Perhaps the most important of Kandinsky's
paintings from the decade of the 1900s was The
Blue Rider (1903) which shows a small cloaked
figure on a speeding horse rushing through a rocky
meadow. The rider's cloak is a medium view, and
the shadow cast is a darker blue. In the
foreground are more amorphous blue shadows,
presumably the counterparts of the fall trees in
the background. The Blue Rider in the painting is
prominent, but not clearly defined, and the horse
has an unnatural gait (which Kandinsky must have
known). Indeed, some believe that a second figure,
a child perhaps, is being held by the rider though
this could just as easily be another shadow from a
solitary rider. Kandinsky shows the rider more as
a series of colors than of specific details. In
and of itself The Blue Rider is not exceptional in
that regard when compared to contemporary
painters, but it does show the direction that
Kandinsky would take only a few years later.

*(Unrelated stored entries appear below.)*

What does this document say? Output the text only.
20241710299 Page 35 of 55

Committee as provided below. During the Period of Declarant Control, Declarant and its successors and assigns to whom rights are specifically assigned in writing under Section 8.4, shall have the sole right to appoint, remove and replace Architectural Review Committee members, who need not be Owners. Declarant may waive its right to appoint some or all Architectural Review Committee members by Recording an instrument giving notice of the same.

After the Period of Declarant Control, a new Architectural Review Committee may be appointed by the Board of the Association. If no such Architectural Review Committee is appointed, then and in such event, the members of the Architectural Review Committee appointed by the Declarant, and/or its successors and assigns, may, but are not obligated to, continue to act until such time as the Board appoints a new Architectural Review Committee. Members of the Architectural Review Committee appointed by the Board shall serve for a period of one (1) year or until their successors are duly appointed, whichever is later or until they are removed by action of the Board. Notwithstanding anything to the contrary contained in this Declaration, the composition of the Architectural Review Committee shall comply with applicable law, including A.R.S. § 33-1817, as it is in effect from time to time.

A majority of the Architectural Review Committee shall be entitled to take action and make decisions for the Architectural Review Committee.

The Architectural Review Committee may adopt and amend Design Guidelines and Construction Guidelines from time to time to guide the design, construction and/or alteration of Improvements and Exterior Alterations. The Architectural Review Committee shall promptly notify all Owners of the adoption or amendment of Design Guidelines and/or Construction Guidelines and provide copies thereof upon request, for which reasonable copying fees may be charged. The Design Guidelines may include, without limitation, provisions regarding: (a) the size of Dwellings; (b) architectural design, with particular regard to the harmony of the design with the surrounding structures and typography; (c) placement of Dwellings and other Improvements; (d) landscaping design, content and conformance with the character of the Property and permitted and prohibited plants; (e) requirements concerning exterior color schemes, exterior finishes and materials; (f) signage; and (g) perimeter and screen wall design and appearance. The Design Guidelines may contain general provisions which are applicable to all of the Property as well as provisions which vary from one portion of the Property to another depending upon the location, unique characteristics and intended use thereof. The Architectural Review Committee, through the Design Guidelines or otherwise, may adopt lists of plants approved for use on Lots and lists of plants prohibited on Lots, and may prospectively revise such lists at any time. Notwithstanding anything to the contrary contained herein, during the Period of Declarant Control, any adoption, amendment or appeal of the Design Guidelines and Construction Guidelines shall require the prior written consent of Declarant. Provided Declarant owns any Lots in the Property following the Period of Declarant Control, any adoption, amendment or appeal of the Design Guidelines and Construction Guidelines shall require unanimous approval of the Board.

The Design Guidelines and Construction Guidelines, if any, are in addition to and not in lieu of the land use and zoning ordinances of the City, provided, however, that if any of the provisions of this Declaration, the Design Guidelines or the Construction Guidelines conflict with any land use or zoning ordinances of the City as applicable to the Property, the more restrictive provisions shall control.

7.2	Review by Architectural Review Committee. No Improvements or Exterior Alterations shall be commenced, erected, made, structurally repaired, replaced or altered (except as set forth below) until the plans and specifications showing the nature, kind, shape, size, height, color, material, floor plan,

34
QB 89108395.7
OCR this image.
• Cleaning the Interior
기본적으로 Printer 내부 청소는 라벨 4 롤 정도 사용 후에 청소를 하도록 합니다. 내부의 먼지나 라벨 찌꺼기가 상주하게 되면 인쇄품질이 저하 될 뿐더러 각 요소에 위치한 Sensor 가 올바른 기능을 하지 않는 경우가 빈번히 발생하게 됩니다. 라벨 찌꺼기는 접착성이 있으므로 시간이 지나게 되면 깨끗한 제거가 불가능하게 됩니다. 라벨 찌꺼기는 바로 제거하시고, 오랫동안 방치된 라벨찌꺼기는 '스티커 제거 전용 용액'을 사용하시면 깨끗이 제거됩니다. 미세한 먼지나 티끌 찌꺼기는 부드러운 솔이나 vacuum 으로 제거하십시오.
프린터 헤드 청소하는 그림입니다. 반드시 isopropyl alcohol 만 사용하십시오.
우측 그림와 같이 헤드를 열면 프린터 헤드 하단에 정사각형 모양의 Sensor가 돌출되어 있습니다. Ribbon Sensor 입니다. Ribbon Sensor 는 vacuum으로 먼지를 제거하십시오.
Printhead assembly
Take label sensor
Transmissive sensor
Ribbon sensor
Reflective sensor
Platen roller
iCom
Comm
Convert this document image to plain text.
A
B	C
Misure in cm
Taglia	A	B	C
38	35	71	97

From 1906 to 1908 Kandinsky spent a great deal of
time travelling across Europe, until he came to
live in the small Bavarian town of Murnau am
Staffelsee|Murnau. The Blue Mountain (1908 –
1909) painted at this time shows more of  his
trend towards pure abstraction. A mountain of blue
is flanked by two broad trees, one yellow, and one
red. A procession of some sort with three riders
and several others crosses at the bottom. The
face, clothing, and saddles of the riders are each
of a single color, and neither they or the walking
figures display any real detail. The broad use of
color in The Blue Mountain, illustrate Kandinsky's
move towards art in which the color itself is
presented independently of form.



=== The Blue Rider (1911-1914) ===

:See also Der Blaue Reiter 

The paintings of this period are composed of large
and very expressive colored masses evaluate
independently from forms and lines which serve no
longer to delimitate them or to bring them out but
which combine between them, are superimposed and
overlap in a very free way to form paintings of an
extraordinary force.

The influence of music has been very important on
the birth of abstract art, as it is abstract by
nature and as it doesn’t try to represent vainly
the exterior world but simply to express in an
immediate way the inner feelings of the human
soul. Kandinsky used sometimes musical terms to
designate his works : he called many of his most
spontaneous paintings "improvisations", while he
entitled "compositions" some others much more
elaborated and worked at length, a term which
resonated in him like a prayer.

In addition to painting Kandinsky developed his
voice as an art theorist. He helped to found the
Munich
New Artists' Association in and became its
president in 1909. The group was unable to
integrate the more radical approach of those like
Kandinsky with more conventional ideas of art and
the group dissolved in late 1911. Kandinsky then
moved to form a new group The Blue Rider (Der
Blaue Reiter) with like minded artists such as
Franz Marc. The group released an almanac, also
called The Blue Rider and held two exhibits. More
of each were planned, but the outbreak of World
War I in 1914 ended these plans and sent Kandinsky
home to Russia via Switzerland and Sweden.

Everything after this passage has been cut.